While you were sleeping…

Sleepwalkers wander around in some sort of trance. Their consciousness hovers somewhere between sleeping and waking. Mostly this is just odd rather than dangerous for the sleepwalker and their surroundings. However, a study at Inselspital’s Department of Emergency Medicine now demonstrates that sleepwalkers can actually injure themselves during their nightly ventures.
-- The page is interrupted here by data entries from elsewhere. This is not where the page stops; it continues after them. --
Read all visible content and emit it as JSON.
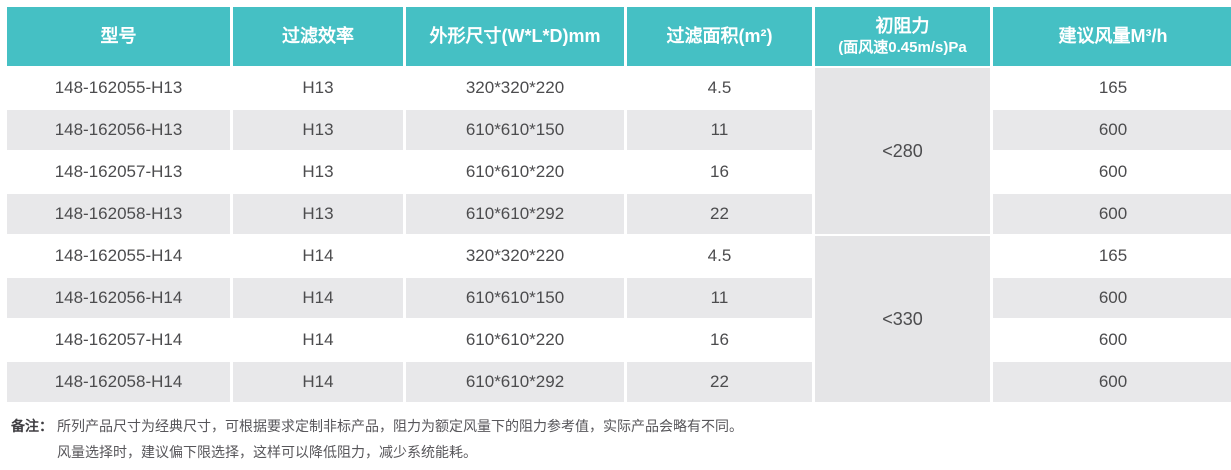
{
  "table": {
    "headers": {
      "model": "型号",
      "efficiency": "过滤效率",
      "dimensions": "外形尺寸(W*L*D)mm",
      "area": "过滤面积(m²)",
      "resistance_line1": "初阻力",
      "resistance_line2": "(面风速0.45m/s)Pa",
      "airflow": "建议风量M³/h"
    },
    "groups": [
      {
        "resistance": "<280",
        "rows": [
          {
            "model": "148-162055-H13",
            "efficiency": "H13",
            "dimensions": "320*320*220",
            "area": "4.5",
            "airflow": "165"
          },
          {
            "model": "148-162056-H13",
            "efficiency": "H13",
            "dimensions": "610*610*150",
            "area": "11",
            "airflow": "600"
          },
          {
            "model": "148-162057-H13",
            "efficiency": "H13",
            "dimensions": "610*610*220",
            "area": "16",
            "airflow": "600"
          },
          {
            "model": "148-162058-H13",
            "efficiency": "H13",
            "dimensions": "610*610*292",
            "area": "22",
            "airflow": "600"
          }
        ]
      },
      {
        "resistance": "<330",
        "rows": [
          {
            "model": "148-162055-H14",
            "efficiency": "H14",
            "dimensions": "320*320*220",
            "area": "4.5",
            "airflow": "165"
          },
          {
            "model": "148-162056-H14",
            "efficiency": "H14",
            "dimensions": "610*610*150",
            "area": "11",
            "airflow": "600"
          },
          {
            "model": "148-162057-H14",
            "efficiency": "H14",
            "dimensions": "610*610*220",
            "area": "16",
            "airflow": "600"
          },
          {
            "model": "148-162058-H14",
            "efficiency": "H14",
            "dimensions": "610*610*292",
            "area": "22",
            "airflow": "600"
          }
        ]
      }
    ]
  },
  "notes": {
    "label": "备注：",
    "lines": [
      "所列产品尺寸为经典尺寸，可根据要求定制非标产品，阻力为额定风量下的阻力参考值，实际产品会略有不同。",
      "风量选择时，建议偏下限选择，这样可以降低阻力，减少系统能耗。"
    ]
  },
  "colors": {
    "header_bg": "#45c0c4",
    "header_text": "#ffffff",
    "row_alt_bg": "#e8e8ea",
    "merged_cell_bg": "#e5e5e7",
    "body_text": "#4c4c4e"
  }
}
Even serious injuries are possible

Over 15 years, the Department of Emergency Medicine has identified a total of 620,000 patients treated for injuries, 11 of which had hurt themselves while sleepwalking. They had fallen out of bed, down the stairs, and some had even toppled out of the window. Four patients had to remain in hospital for further investigations due to orthopaedic injuries – two of which were seriously hurt. Only two patients were aware that they sleepwalked. This is the first time data on injuries in this patient group has been systematically recorded from a catchment area of two million people.
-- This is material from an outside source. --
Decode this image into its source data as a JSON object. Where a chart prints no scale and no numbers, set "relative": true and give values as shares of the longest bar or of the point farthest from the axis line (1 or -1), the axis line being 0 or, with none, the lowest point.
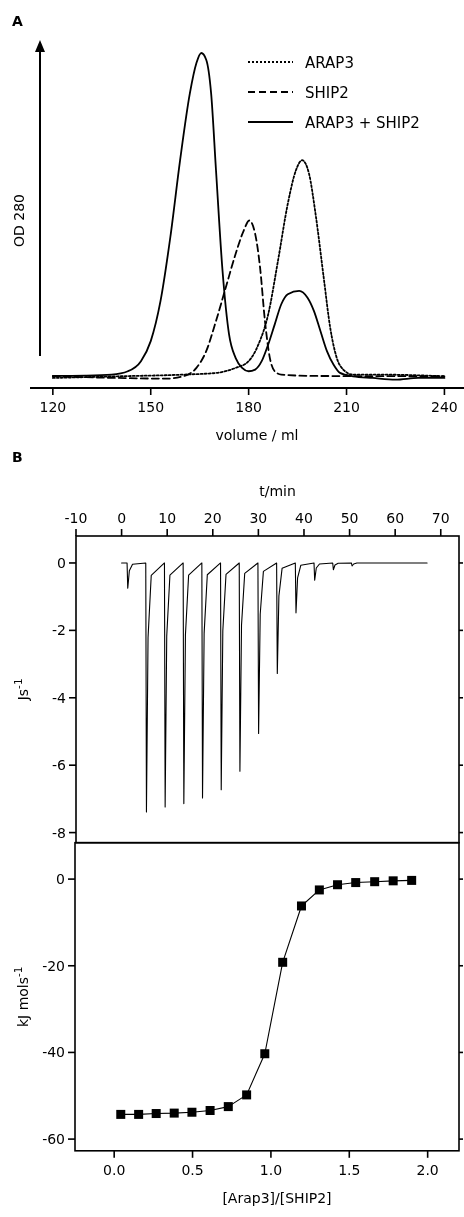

The study was published in the “Journal of Western Emergency Medicine”. As findings can give emergency staff important indications as to the cause of otherwise unexplained injuries, the study was featured as a top story from the field of emergency medicine in the internationally-renowned information portal for medical professionals, “Medscape”.

Preventing injuries through more knowledge on both sides

Lead author Dr. med. Thomas Sauter: “Only a few specialists in emergency care are currently aware of the injuries that can be caused by sleepwalking, which include falls and cuts, among other wounds. Our study will help them to advise those patients at risk, either from certain medication or a natural tendency, on how to avoid injuring themselves during the night.”

Two to three percentage of adults sleepwalk. Due to children’s central nervous systems not being fully developed, their percentage lies between 15 (up to 6 years) and 11 (6-11 years) percent.